Audio By Carbonatix
Minority Leader Alexander Afenyo-Markin has described the Value for Money Office Act, 2026, as an unnecessary bureaucratic layer that fails to address the real causes of corruption in Ghana’s public procurement system.
In a Facebook post shared on Wednesday, May 13, Mr Afenyo-Markin argued that the law, which has been promoted by the government as a major accountability reform, lacks the institutional independence needed to effectively oversee public procurement.
According to him, the structure of the board and its reporting lines place excessive control in the hands of political authorities.
“What has been presented as a reform in accountability is simply another layer of bureaucracy designed to serve political interests under the guise of transparency,” he stated.
He added that a board “dominated by partisan political appointees” could not be trusted to independently supervise procurement processes or prevent abuse of public funds.
The Minority Leader disclosed that the Minority caucus had warned Parliament during deliberations on the bill that the proposed law could worsen corruption instead of reducing it.

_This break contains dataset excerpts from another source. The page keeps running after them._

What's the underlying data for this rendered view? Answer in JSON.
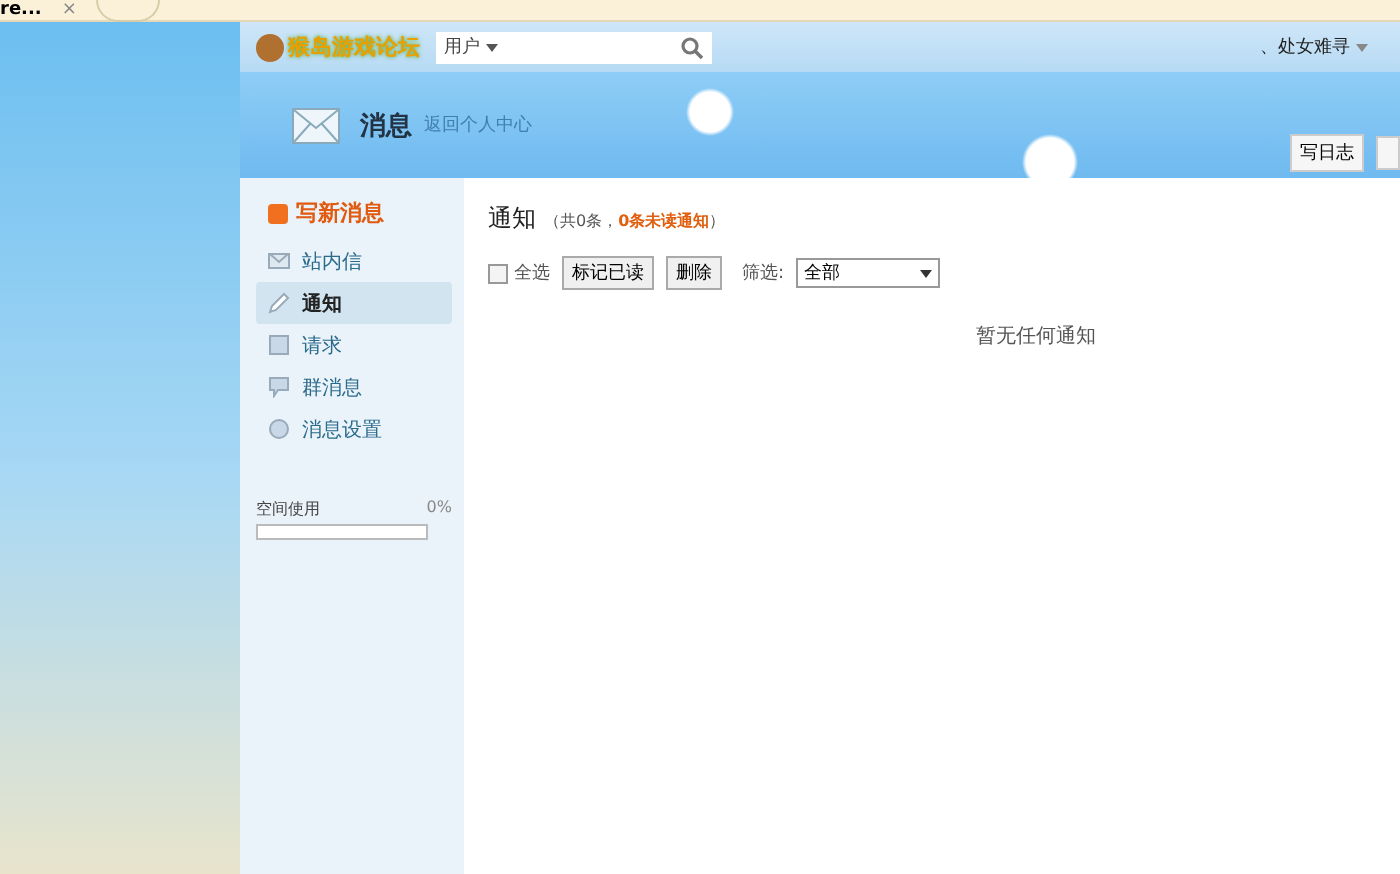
{
  "browser_tab": {
    "title": "re...",
    "close": "×"
  },
  "header": {
    "logo": "猴岛游戏论坛",
    "search": {
      "scope": "用户"
    },
    "user": "、处女难寻"
  },
  "banner": {
    "title": "消息",
    "link": "返回个人中心",
    "actions": [
      "写日志"
    ]
  },
  "sidebar": {
    "compose": "写新消息",
    "items": [
      {
        "label": "站内信",
        "kind": "mail",
        "selected": false
      },
      {
        "label": "通知",
        "kind": "pencil",
        "selected": true
      },
      {
        "label": "请求",
        "kind": "note",
        "selected": false
      },
      {
        "label": "群消息",
        "kind": "chat",
        "selected": false
      },
      {
        "label": "消息设置",
        "kind": "dot",
        "selected": false
      }
    ],
    "usage": {
      "label": "空间使用",
      "reading": "0%",
      "level": 0
    }
  },
  "main": {
    "title": "通知",
    "summary_prefix": "（共0条，",
    "summary_highlight": "0条未读通知",
    "summary_suffix": "）",
    "select_all": {
      "label": "全选",
      "checked": false
    },
    "buttons": [
      "标记已读",
      "删除"
    ],
    "filter": {
      "label": "筛选:",
      "value": "全部"
    },
    "empty": "暂无任何通知"
  }
}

“At the consideration stage of the bill, I raised these concerns and cautioned the House that the law, instead of fighting corruption, risked introducing a new layer of politically supervised corruption into the procurement process,” he wrote.
He claimed that subsequent developments had vindicated the concerns raised by the Minority.
Mr Afenyo-Markin further argued that Ghana’s governance challenge is not the absence of laws but the weak enforcement of existing regulations.
He pointed to the Public Financial Management Act, the Public Procurement Act and internal audit systems already operating across state institutions as evidence that the country possesses adequate legal frameworks.
“The real challenge is enforcement. Those institutions must be strengthened, adequately resourced, and their officers held accountable for their responsibilities,” he stressed, urging the government to focus on improving existing accountability systems instead of establishing what he described as politically controlled structures.